The strength of the echoes from objects in the ocean strongly depends on sound frequency transmitted. Low frequencies provide essential information, because those are the ones that detect gas pockets in the seafloor and in the fish bladders. Transmitting a broad range of low frequencies is also critical, Jech said. Just as light spans a spectrum of wavelengths representing colors, sound waves can be transmitted over a wide range of frequencies; the greater the range of frequencies you transmit, the greater the variety and detail of sound signals—and potential information—you get back.
“It’s like seeing in just black and white, versus in color,” Jech said, pointing to a red buoy and a green buoy bobbing in the waves outside his window. “If they were in black and white, you couldn’t distinguish between them.”
The low-frequency sonar had never before been used to look for fish. Enlisting the expertise of WHOI Research Specialist Jim Irish, Stanton and Chu field-tested it to see what signals it could collect—in tanks at the University of New Hampshire; in a Florida lake, and on two one-day cruises aboard the WHOI coastal research vessel Tioga. Then in 2005, it was time to test the system on the real thing: Atlantic herring in deep water over Georges Bank off Cape Cod.
“We had a three-day window of opportunity to test,” Stanton said. “We slept very little for those three days.”
They towed the sonar system near the surface and deep in the water, over and through fish schools. For comparison, they also collected sound data from a conventional, high-frequency 120 kHz, hull-mounted sonar system.

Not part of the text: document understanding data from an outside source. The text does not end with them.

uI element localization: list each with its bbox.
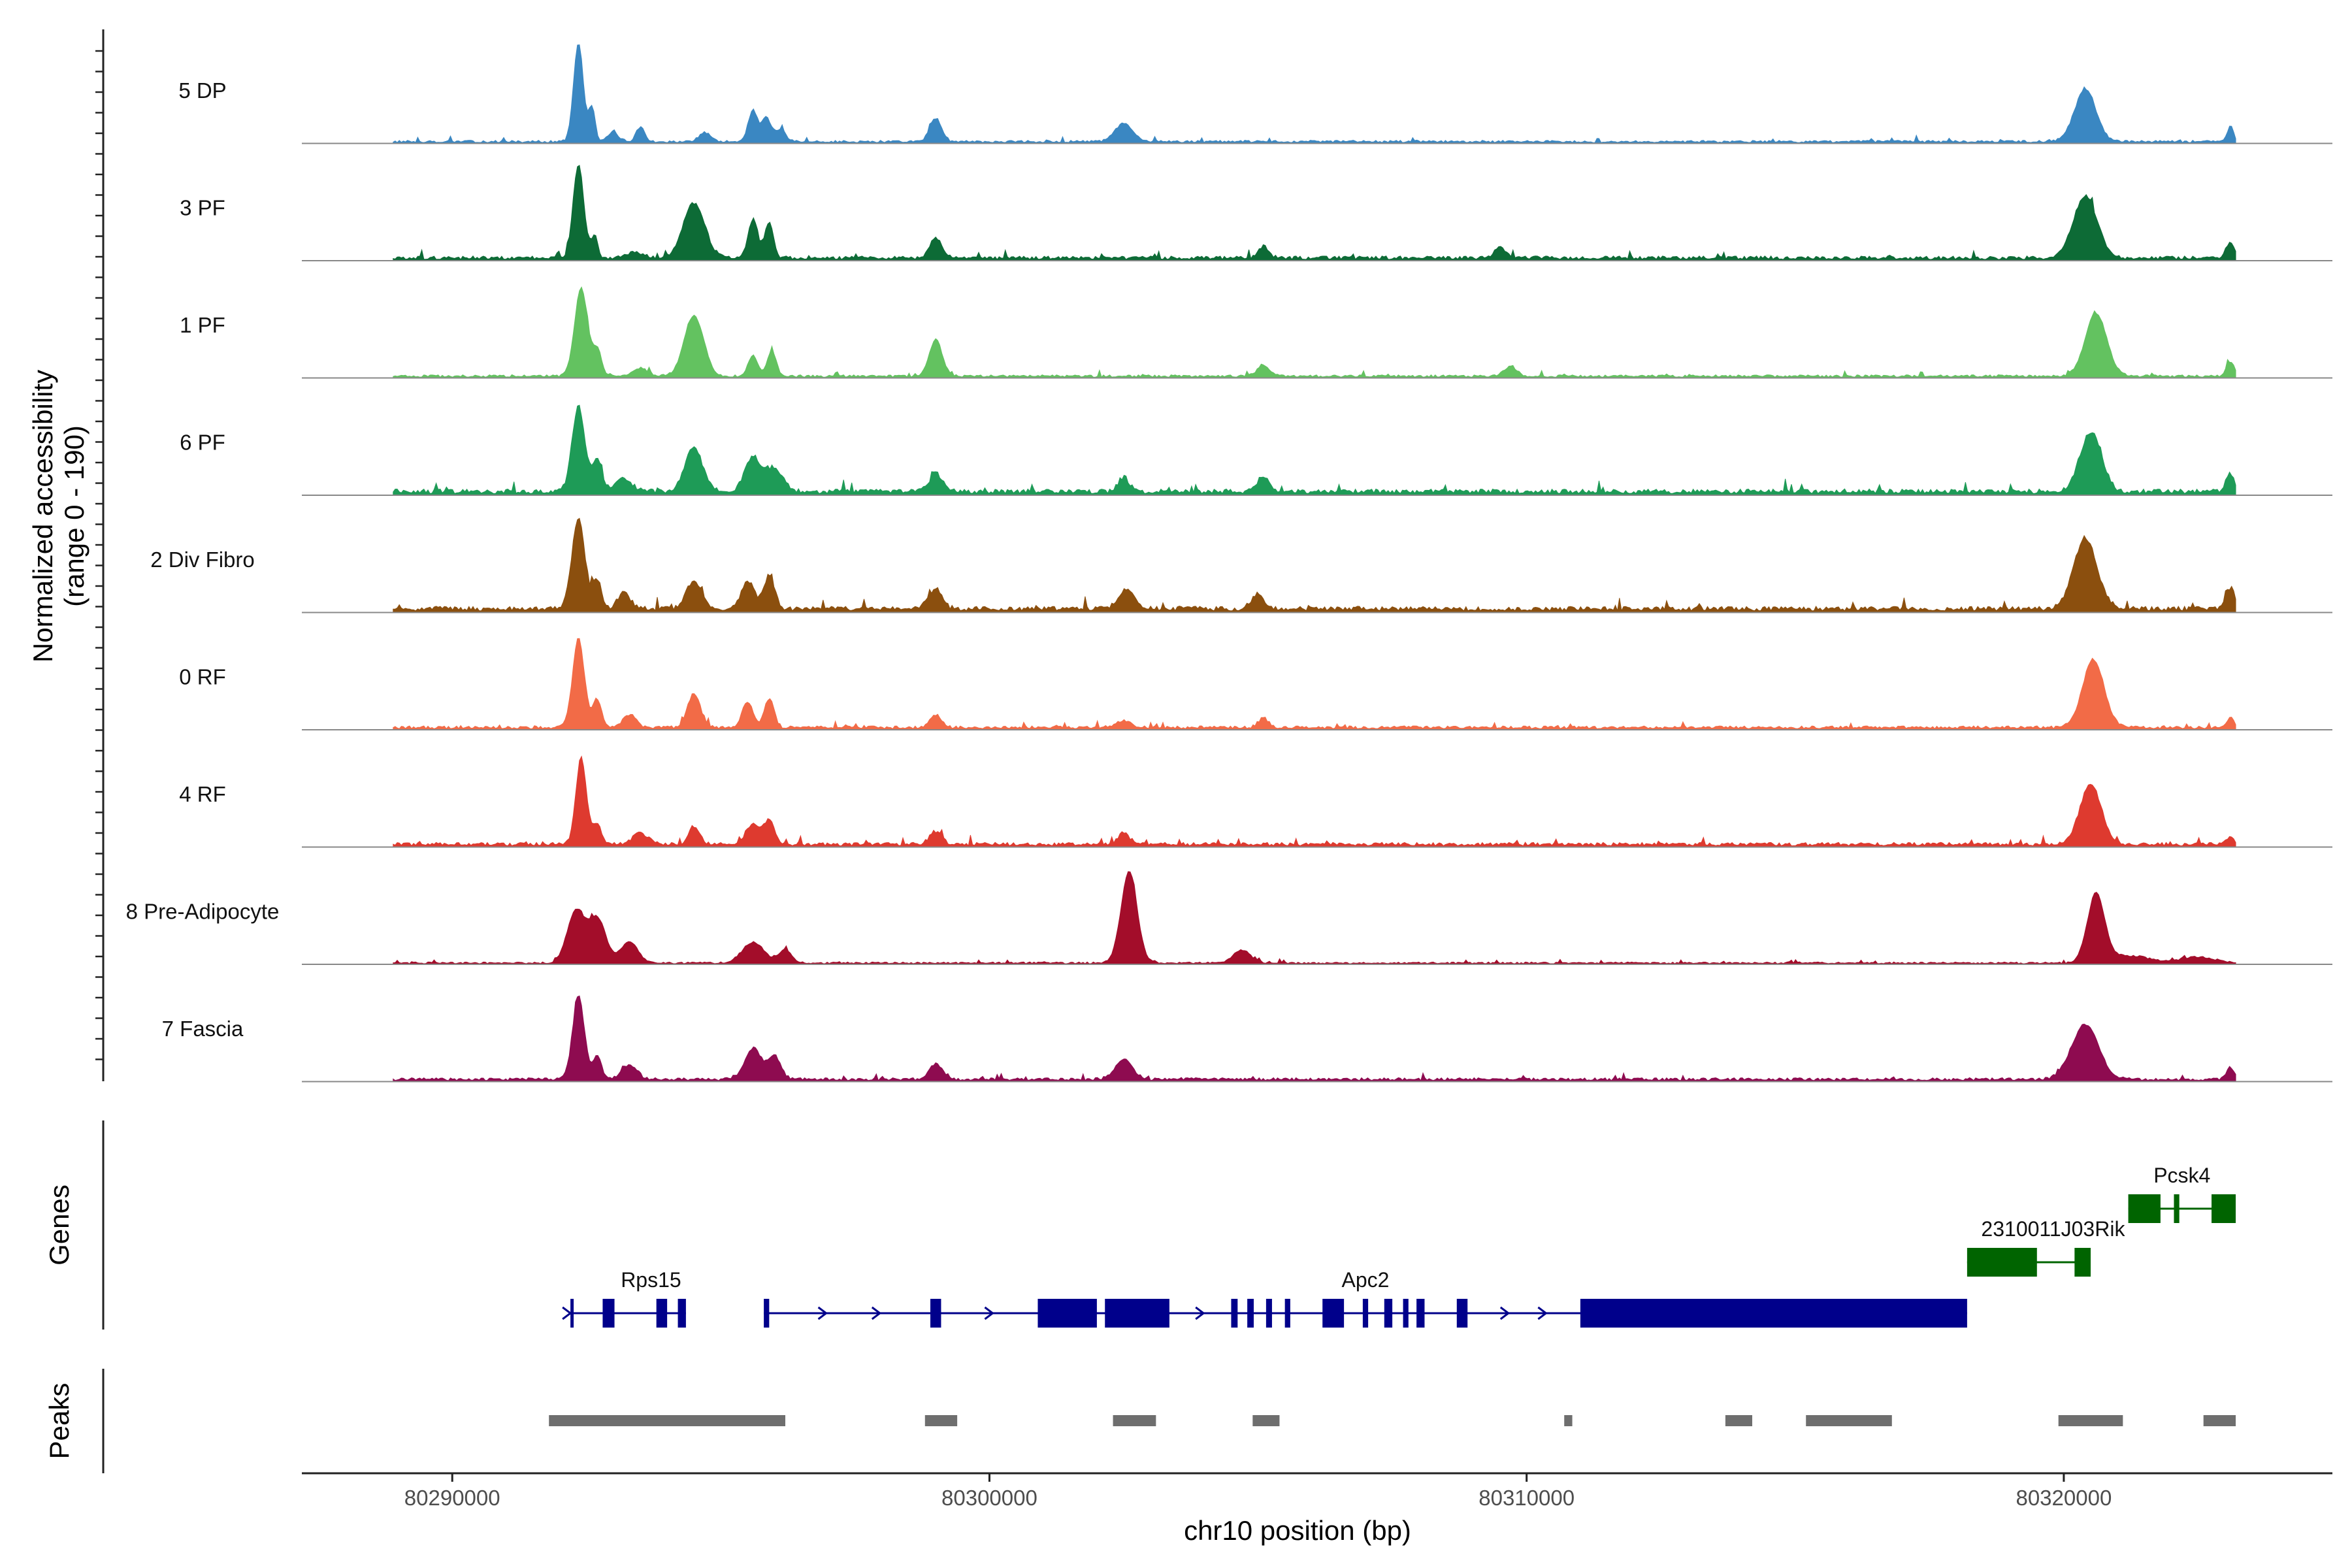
track-7-fascia: 7 Fascia	[162, 995, 2332, 1083]
gene-exon	[764, 1299, 770, 1328]
peak-region	[1725, 1415, 1752, 1426]
x-tick-label: 80290000	[404, 1486, 500, 1510]
track-0-rf: 0 RF	[179, 638, 2332, 730]
track-4-rf: 4 RF	[179, 755, 2332, 848]
gene-apc2: Apc2	[764, 1268, 1967, 1328]
track-coverage-area	[393, 871, 2236, 965]
track-label: 6 PF	[180, 431, 225, 455]
peak-region	[2058, 1415, 2123, 1426]
track-coverage-area	[393, 638, 2236, 730]
x-tick-label: 80320000	[2016, 1486, 2112, 1510]
gene-exon	[1967, 1248, 2037, 1277]
strand-arrow-icon	[1195, 1306, 1205, 1320]
gene-label: Pcsk4	[2153, 1164, 2210, 1187]
peak-region	[924, 1415, 958, 1426]
peaks-panel-label: Peaks	[44, 1383, 74, 1460]
gene-label: Apc2	[1342, 1268, 1390, 1292]
x-axis-title: chr10 position (bp)	[1184, 1515, 1411, 1546]
gene-label: 2310011J03Rik	[1981, 1217, 2125, 1241]
peak-region	[1113, 1415, 1156, 1426]
strand-arrow-icon	[562, 1306, 572, 1320]
gene-exon	[1384, 1299, 1393, 1328]
track-label: 2 Div Fibro	[150, 547, 255, 572]
track-coverage-area	[393, 44, 2236, 144]
gene-exon	[2212, 1194, 2236, 1223]
x-axis: 80290000 80300000 80310000 80320000 chr10 po…	[302, 1472, 2332, 1546]
gene-exon	[678, 1299, 686, 1328]
gene-exon	[1456, 1299, 1468, 1328]
track-label: 3 PF	[180, 196, 225, 220]
track-coverage-area	[393, 755, 2236, 847]
track-2-div-fibro: 2 Div Fibro	[150, 517, 2332, 613]
gene-exon	[1416, 1299, 1425, 1328]
gene-exon	[1362, 1299, 1369, 1328]
gene-exon	[930, 1299, 941, 1328]
gene-exon	[2128, 1194, 2161, 1223]
track-5-dp: 5 DP	[178, 44, 2332, 144]
y-axis-title-line1: Normalized accessibility	[27, 370, 58, 662]
track-coverage-area	[393, 404, 2236, 496]
peak-regions-layer	[549, 1415, 2236, 1426]
x-tick-label: 80310000	[1478, 1486, 1575, 1510]
tracks-layer: 5 DP 3 PF 1 PF 6 PF 2 Div Fibro 0 RF 4 RF 8 Pre…	[126, 44, 2332, 1083]
peak-region	[549, 1415, 785, 1426]
strand-arrow-icon	[817, 1306, 828, 1320]
gene-exon	[1231, 1299, 1238, 1328]
track-label: 5 DP	[178, 78, 226, 103]
track-label: 7 Fascia	[162, 1017, 244, 1041]
axes-layer: Normalized accessibility (range 0 - 190) G…	[27, 29, 105, 1473]
gene-exon	[1322, 1299, 1345, 1328]
gene-exon	[1266, 1299, 1272, 1328]
track-label: 0 RF	[179, 665, 226, 689]
track-label: 8 Pre-Adipocyte	[126, 900, 280, 924]
track-label: 1 PF	[180, 313, 225, 337]
strand-arrow-icon	[871, 1306, 882, 1320]
genes-layer: Rps15 Apc2 2310011J03Rik Pcsk4	[562, 1164, 2236, 1328]
gene-exon	[1580, 1299, 1967, 1328]
track-3-pf: 3 PF	[180, 165, 2332, 261]
gene-exon	[1284, 1299, 1290, 1328]
y-axis-title-line2: (range 0 - 190)	[59, 425, 90, 607]
gene-rps15: Rps15	[570, 1268, 686, 1328]
strand-arrow-icon	[1499, 1306, 1511, 1320]
genes-panel-label: Genes	[44, 1184, 74, 1266]
gene-exon	[1105, 1299, 1169, 1328]
gene-2310011j03rik: 2310011J03Rik	[1967, 1217, 2125, 1277]
track-coverage-area	[393, 165, 2236, 261]
track-6-pf: 6 PF	[180, 404, 2332, 496]
gene-exon	[1247, 1299, 1254, 1328]
gene-exon	[2174, 1194, 2180, 1223]
peak-region	[1806, 1415, 1892, 1426]
track-coverage-area	[393, 517, 2236, 613]
peak-region	[2203, 1415, 2236, 1426]
track-8-pre-adipocyte: 8 Pre-Adipocyte	[126, 871, 2332, 965]
x-tick-label: 80300000	[941, 1486, 1037, 1510]
track-label: 4 RF	[179, 782, 226, 806]
strand-arrow-icon	[984, 1306, 994, 1320]
gene-pcsk4: Pcsk4	[2128, 1164, 2236, 1223]
gene-exon	[656, 1299, 668, 1328]
gene-exon	[1403, 1299, 1409, 1328]
strand-arrow-icon	[1537, 1306, 1548, 1320]
track-coverage-area	[393, 995, 2236, 1082]
track-coverage-area	[393, 286, 2236, 378]
gene-label: Rps15	[621, 1268, 681, 1292]
peak-region	[1564, 1415, 1573, 1426]
gene-exon	[1037, 1299, 1097, 1328]
peak-region	[1252, 1415, 1280, 1426]
gene-exon	[602, 1299, 615, 1328]
gene-exon	[2074, 1248, 2091, 1277]
track-1-pf: 1 PF	[180, 286, 2332, 379]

“To minimize or eliminate impact on marine mammals,” Jech noted, “we are very careful when we do our experiments to keep the transmitted sound level low, and we use directional beams, much like a flashlight directs light in one direction.”
Once the sound data were collected, the work truly began. Much the way astronomers analyze radio or gamma waves gathered by space probes to infer and discern what they can't physically see in the depths of space, acousticians such as Stanton, Chu, and Jech have conducted years of laboratory experiments so that they can interpret sound signals that can illuminate the depths of the oceans.
Instead of detecting blurry patches of fish, as they would with traditional sonar, the scientists used data from the new system to detect individual fish and determine that fish swimming in adjacent schools were, in fact, the same size. The team was also able to discern that herring swim bladders resonated at a specific frequency—3 kHz—giving them the ability to detect disinct species.
That not only demonstrates the value of using the sonar system to detect fish via their bladders, it opens new possibilities. With funding from the National Oceanic and Atmospheric Administration, the team will now explore the ocean using this broadband sonar sysem to distinguish fish from shrimp and other zooplankton, which have their own particular acoustic “fingerprints.” They may be able to learn how to distinguish herring from cod, which may resonate at 1 kHz, or from sharks and tuna, which don’t have swim bladders, Jech said. And they may even be able to decipher frequency variations that could distinguish the smaller swim bladders of juvenile herring from larger ones of adults, and thus get a handle on the demographics of fish populations.
Such information is “vital from a fish management standpoint,” Stanton said, “but it would also be valuable for biologists studying life in the oceans. We’re trying to take an old fundamental discovery and, with new technology, bring it to life.”